Figure S4. Type I IFN, but Not TNFα, is Required for Optimal Anti-tumor Immune Responses in an Immunogenic Setting. Related to Figure 4. (A) Mice bearing a single B16.SIY flank tumor were injected the IP route with 200 μg of αTNFα or isotype control on days 4 and 7 with one IT injection of vehicle alone or 10 µg S100 on d 8. Six h post IT injection, serum cytokines were measured. (B) Mice bearing a single B16.SIY STING-/- flank tumor were injected the IP route with 200 μg of αIFNAR or isotype control on days 7 and 12 with one IT injection of vehicle alone or 2 µg S100 on day 8. On day 15, spleens were dissociated and left unstained (open histogram) or stained with a fluorescently-labeled version of the IFNAR neutralizing antibody clone (filled histograms). Shown are splenocytes from WT mice receiving PBS IP injection (black histogram), WT mice receiving αIFNAR IP injection (gray histogram), and uninjected IFNAR-KO mice (purple histogram). (C) Mice bearing a single B16.SIY STING-/- flank tumor were injected the IP route with 200 μg of αIFNAR or isotype control on day 7 with one IT injection of vehicle alone or 2 µg S100 on d 8. Six h post IT injection, serum cytokines were measured. Bars and error represent the mean ± SEM and each symbol represents an individual animal. Data are representative of two independent experiments with an n=8 animals/group with the exception of panel B showing representative animals. ns, not significant. ***p < 0.001, ****p < 0.0001.

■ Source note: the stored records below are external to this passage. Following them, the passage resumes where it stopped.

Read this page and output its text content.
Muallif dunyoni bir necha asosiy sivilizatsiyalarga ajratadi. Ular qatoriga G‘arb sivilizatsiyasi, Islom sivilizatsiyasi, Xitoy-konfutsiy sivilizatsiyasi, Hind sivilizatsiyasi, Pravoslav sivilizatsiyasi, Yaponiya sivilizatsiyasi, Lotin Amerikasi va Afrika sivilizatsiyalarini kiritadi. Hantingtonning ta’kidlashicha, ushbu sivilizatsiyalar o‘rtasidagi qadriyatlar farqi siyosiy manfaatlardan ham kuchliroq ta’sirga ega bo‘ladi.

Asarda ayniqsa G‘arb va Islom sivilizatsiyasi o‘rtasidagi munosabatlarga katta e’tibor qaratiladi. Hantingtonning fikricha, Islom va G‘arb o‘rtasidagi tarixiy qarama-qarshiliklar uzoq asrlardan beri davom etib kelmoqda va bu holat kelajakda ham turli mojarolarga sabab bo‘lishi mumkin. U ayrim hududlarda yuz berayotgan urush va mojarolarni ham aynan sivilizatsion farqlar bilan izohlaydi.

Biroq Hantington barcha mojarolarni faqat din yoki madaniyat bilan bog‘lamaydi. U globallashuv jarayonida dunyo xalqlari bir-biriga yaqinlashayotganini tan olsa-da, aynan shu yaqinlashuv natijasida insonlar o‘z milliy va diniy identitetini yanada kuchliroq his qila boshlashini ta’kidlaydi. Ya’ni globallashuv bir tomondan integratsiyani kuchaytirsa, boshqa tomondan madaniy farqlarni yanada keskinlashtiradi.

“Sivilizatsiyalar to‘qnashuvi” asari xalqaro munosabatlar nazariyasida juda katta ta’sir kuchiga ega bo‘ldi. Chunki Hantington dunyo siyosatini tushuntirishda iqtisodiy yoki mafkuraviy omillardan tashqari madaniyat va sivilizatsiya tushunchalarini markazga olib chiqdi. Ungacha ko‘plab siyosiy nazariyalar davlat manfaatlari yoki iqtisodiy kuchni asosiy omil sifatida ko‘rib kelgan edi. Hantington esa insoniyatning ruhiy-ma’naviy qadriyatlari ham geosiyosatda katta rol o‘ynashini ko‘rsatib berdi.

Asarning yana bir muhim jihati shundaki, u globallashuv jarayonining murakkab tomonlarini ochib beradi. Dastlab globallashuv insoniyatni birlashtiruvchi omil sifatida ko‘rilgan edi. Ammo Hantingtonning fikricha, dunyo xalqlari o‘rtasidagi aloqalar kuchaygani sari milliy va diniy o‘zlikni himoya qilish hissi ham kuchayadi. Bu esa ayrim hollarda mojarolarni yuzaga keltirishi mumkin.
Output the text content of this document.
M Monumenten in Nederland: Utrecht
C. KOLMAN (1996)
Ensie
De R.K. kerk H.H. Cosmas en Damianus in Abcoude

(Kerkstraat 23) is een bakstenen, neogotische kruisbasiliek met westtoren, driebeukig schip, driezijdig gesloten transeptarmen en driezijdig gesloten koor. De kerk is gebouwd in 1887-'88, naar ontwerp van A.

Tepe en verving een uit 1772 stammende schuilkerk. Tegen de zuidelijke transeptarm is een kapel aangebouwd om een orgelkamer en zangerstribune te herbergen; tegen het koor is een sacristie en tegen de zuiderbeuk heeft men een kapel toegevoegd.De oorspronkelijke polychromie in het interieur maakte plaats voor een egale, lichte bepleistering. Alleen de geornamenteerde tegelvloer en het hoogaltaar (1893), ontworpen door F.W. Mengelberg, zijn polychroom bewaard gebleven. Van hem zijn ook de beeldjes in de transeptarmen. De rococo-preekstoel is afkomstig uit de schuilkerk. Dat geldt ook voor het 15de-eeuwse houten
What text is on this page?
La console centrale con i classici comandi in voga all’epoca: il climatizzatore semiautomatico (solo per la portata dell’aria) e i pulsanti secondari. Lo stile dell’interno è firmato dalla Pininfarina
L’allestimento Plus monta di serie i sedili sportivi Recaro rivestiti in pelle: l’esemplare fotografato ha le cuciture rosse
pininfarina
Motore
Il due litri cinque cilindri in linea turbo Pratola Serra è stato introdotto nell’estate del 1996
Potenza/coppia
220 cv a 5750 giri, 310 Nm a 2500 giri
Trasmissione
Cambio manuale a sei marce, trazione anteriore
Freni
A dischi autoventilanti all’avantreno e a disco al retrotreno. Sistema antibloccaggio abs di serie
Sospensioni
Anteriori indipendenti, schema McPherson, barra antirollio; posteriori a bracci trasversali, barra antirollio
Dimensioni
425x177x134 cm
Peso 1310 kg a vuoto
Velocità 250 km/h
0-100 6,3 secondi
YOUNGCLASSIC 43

Figure S5. S100 and αPD-1 Synergize to Control Distal Tumors. Related to Figure 5. CT26m dual flank tumors were injected the IP route with 200 μg of αPD-1 or isotype control on day 10 and twice weekly thereafter with one IT injection (in the right flank tumor) of vehicle alone or 10 µg S100 on day 10. 12 days post injection, spleens were dissociated and either left untreated (not shown) or stimulated with AH1 peptide in the presence of Golgi inhibitors for staining and interrogation by flow cytometry. Shown are the AH1 and IFNγ+TNFα+ positive frequencies on bulk CD8+ T cells with CD11c positive frequency on AH1+ T cells. Bars and error represent the mean ± SEM and each symbol represents an individual animal. Data are representative of at least two independent experiments with an n=8-10 animals/group. ns, not significant. *p < 0.05, **p < 0.01, ***p < 0.001.